Goldie’s Act would require the USDA to fulfill its obligation under the Animal Welfare Act (AWA) to protect dogs in puppy mills—a responsibility the USDA has ignored for far too long.

The legislation would require the USDA to:

  • Conduct more frequent and meaningful inspections of the facilities it licenses.
  • Confiscate dogs who are suffering.
  • Impose deterring penalties for AWA violations.
  • Share inspection information in a timely manner with local law enforcement who can investigate cruelty.

Unfortunately, Goldie’s fate is all too common. Numerous federal audits over the past decade have revealed uncorrected, deep and systemic flaws in enforcement that have allowed many bad commercial breeders to continue profiting off of cruelty.

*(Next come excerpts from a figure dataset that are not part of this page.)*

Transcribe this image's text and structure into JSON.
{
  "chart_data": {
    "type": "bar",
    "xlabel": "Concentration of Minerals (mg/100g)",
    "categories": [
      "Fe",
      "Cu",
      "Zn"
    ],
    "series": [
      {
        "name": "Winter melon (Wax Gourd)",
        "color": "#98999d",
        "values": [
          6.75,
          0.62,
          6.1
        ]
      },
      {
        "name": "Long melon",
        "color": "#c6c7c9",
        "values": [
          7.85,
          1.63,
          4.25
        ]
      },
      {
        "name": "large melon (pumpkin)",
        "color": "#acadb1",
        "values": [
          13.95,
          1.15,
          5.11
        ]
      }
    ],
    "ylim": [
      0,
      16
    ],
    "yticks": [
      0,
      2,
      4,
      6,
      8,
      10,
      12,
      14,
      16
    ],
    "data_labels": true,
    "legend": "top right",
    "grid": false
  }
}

The USDA is required to identify and report violations of the law during inspections so that those who violate the law may be held accountable through the use of penalties provided for in the AWA, such as fines and license revocation.

Contrary to this Congressional mandate, the USDA has chosen not to report violations and to let inhumane operators continue their cruel practices. The agency has not imposed a single penalty against a licensed commercial breeding facility since 2017, despite overwhelming evidence of cruelty. Instead, the agency has adopted a “customer service” approach—with the breeders being the “customers”—that has been proven ineffective by the agency’s own audit. With no enforcement, we can never hope to help the dogs who suffer behind the closed doors of these federally licensed facilities.

Congress must pass Goldie’s Act to protect dogs like Goldie in puppy mills.